American Legion GI Bill forum, exhibit set for National WWII Museum

The original cover and signature page of the Servicemen’s Readjustment Act of 1944, along with the typed and hand-edited speech given by President Franklin D. Roosevelt after signing it, will be showcased at the National World War II Museum in New Orleans beginning June 20 as part of an American Legion centennial salute to the GI Bill.

The bill, drafted and pushed to passage by The American Legion in 1943 and 1944, transformed the United States, building the middle class and democratizing higher education. The exhibit, titled “The Greatest Legislation,” features illustrated panels and touchscreen videos that tell the dramatic story of how The American Legion drafted the measure and overcame numerous challenges to get it to the president’s desk June 22, 1944. It also traces the effects of the bill during the 20th century and its evolution to best serve veterans of the post 9/11 era.

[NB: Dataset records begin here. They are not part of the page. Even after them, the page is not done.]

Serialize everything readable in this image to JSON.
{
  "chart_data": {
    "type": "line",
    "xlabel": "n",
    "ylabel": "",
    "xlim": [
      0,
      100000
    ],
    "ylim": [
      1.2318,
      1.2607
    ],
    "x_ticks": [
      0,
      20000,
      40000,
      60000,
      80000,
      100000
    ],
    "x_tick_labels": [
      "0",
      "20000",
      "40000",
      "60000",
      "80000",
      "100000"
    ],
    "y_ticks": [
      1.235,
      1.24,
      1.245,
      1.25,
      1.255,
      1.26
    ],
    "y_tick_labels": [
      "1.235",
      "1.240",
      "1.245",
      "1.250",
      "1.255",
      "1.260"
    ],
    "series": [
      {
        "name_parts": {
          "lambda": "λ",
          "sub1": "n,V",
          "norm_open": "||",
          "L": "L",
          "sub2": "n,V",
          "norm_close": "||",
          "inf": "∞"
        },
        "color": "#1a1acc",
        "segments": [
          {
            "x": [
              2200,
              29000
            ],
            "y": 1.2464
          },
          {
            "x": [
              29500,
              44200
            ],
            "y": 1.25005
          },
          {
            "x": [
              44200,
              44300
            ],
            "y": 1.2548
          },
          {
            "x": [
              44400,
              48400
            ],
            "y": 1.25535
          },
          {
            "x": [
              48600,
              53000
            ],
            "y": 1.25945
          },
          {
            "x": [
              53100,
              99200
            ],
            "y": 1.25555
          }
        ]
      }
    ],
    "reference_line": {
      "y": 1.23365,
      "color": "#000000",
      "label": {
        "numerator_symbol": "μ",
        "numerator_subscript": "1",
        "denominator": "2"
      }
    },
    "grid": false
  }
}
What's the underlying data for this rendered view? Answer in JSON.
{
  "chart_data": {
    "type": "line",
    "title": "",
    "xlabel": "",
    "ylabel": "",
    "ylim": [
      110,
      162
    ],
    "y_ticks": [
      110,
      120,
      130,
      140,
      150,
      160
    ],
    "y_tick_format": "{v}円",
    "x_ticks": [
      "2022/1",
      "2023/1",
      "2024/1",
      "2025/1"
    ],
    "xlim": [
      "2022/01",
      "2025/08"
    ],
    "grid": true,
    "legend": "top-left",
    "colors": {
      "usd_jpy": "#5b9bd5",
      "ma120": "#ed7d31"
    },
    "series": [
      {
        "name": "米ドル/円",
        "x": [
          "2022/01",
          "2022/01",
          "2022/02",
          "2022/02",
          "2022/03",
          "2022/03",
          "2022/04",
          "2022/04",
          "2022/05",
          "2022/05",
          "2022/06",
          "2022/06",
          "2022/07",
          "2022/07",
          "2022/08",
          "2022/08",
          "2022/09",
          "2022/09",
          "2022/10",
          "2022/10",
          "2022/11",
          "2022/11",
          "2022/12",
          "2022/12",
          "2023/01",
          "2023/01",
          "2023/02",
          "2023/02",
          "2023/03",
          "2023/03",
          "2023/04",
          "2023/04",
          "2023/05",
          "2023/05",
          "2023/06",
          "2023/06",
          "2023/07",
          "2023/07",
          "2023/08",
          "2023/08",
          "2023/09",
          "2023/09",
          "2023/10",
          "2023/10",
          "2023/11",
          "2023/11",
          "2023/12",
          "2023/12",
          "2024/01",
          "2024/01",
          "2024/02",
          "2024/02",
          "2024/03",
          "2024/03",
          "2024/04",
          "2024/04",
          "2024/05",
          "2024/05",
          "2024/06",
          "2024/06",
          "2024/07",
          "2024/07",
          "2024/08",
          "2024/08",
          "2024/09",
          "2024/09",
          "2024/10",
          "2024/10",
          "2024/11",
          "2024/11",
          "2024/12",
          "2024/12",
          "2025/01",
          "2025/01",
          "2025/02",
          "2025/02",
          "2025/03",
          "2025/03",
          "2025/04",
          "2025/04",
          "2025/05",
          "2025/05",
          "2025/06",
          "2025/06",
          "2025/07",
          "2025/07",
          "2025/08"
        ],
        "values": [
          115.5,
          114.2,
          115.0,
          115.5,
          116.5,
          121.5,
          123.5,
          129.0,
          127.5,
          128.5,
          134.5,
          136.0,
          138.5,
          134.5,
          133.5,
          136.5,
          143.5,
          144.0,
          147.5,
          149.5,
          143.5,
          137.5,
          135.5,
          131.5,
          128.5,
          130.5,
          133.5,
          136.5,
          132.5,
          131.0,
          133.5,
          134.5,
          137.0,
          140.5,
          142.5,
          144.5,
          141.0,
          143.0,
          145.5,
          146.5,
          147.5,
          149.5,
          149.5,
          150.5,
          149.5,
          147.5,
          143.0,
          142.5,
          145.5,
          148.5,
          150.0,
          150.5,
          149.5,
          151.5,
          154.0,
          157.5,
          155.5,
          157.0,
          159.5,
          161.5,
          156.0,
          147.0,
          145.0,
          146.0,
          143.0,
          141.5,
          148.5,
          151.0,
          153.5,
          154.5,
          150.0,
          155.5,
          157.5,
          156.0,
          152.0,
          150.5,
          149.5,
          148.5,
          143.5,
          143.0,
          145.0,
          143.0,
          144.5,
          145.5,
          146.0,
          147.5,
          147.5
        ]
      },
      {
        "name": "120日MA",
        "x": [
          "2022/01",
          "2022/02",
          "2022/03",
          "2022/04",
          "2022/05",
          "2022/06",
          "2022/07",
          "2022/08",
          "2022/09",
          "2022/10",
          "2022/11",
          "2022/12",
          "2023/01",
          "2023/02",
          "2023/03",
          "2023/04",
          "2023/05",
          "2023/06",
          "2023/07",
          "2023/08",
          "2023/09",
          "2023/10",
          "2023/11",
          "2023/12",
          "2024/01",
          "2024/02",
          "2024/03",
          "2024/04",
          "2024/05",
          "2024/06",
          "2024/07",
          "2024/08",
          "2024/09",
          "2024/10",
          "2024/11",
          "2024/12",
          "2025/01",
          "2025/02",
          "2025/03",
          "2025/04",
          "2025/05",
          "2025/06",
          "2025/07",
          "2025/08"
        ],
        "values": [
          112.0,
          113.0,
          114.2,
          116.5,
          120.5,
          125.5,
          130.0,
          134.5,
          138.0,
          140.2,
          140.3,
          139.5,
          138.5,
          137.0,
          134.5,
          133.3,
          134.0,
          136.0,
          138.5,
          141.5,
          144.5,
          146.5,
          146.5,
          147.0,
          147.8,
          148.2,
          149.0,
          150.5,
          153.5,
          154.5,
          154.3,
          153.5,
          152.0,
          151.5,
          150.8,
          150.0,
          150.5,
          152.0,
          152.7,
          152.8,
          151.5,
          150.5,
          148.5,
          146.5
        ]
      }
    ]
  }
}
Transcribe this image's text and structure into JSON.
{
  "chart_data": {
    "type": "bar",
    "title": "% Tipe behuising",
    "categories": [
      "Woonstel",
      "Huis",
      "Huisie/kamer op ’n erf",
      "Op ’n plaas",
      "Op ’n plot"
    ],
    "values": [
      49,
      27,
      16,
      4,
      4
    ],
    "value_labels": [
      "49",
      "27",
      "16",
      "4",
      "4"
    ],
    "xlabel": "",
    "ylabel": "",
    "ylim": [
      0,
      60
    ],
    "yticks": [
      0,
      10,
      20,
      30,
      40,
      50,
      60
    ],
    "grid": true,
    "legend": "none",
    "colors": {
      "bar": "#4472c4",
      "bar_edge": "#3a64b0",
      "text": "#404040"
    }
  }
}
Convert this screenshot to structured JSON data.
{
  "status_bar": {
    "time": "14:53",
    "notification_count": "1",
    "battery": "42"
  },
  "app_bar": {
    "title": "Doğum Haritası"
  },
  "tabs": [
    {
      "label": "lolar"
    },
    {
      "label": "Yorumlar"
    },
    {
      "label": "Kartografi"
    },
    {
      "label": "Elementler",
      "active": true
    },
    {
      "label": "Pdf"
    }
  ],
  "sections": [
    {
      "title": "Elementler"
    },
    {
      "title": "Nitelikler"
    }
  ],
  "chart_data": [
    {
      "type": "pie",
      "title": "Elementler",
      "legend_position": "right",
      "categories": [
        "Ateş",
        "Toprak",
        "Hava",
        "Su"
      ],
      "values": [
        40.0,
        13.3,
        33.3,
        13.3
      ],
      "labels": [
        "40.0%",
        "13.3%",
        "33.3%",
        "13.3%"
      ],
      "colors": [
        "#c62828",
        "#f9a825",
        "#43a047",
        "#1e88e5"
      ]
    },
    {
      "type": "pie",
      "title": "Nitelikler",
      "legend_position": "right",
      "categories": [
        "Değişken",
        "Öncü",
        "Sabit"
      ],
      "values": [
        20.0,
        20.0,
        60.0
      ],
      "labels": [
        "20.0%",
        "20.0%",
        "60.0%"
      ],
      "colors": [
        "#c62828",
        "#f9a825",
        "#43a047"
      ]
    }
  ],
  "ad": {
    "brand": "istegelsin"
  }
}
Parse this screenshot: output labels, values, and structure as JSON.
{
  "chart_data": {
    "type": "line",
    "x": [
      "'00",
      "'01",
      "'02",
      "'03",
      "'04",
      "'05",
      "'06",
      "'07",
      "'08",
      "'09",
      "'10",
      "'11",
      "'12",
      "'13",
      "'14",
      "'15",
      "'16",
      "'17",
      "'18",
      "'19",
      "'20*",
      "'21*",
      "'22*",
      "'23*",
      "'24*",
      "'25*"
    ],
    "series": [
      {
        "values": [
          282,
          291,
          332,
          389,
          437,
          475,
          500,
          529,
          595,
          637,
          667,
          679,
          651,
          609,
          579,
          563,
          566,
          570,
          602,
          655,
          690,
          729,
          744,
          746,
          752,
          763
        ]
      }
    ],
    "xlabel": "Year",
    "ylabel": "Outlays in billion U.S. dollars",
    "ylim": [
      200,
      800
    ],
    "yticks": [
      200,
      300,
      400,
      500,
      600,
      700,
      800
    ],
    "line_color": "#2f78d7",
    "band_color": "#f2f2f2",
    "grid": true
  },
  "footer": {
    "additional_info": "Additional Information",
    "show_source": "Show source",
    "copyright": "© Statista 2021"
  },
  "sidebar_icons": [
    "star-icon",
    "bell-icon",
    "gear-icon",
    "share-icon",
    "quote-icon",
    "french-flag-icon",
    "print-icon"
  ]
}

A free reception at the museum is planned at 5 p.m. June 20, followed by a moderated panel discussion led by American Legion 100th Anniversary Honorary Committee Chairman Ted Roosevelt IV. Scheduled panelists include former U.S. Sen. James Webb, who introduced and championed the Post 9/11 GI Bill of 2009; VA Deputy Under Secretary for Employment Opportunity Curt Coy; Student Veterans of America CEO and President Jared Lyon; and American Legion Assistant Director of Veterans Employment and Education John Kamin.

The panel discussion will include remarks from World War II Museum President Dr. Nick Mueller and American Legion Executive Director Verna Jones. The event will include a question-and-answer session where audience members will be invited to share the ways in which the GI Bill has influenced their lives and to discuss the future of the benefit for today’s veterans.

In addition to the cover and signature pages of the original act, on loan from the National Archives, and the speech, on loan from the Franklin Delano Roosevelt Presidential Library and Museum, is a pen used by President Roosevelt to sign the bill into law, on loan from The American Legion National Headquarters.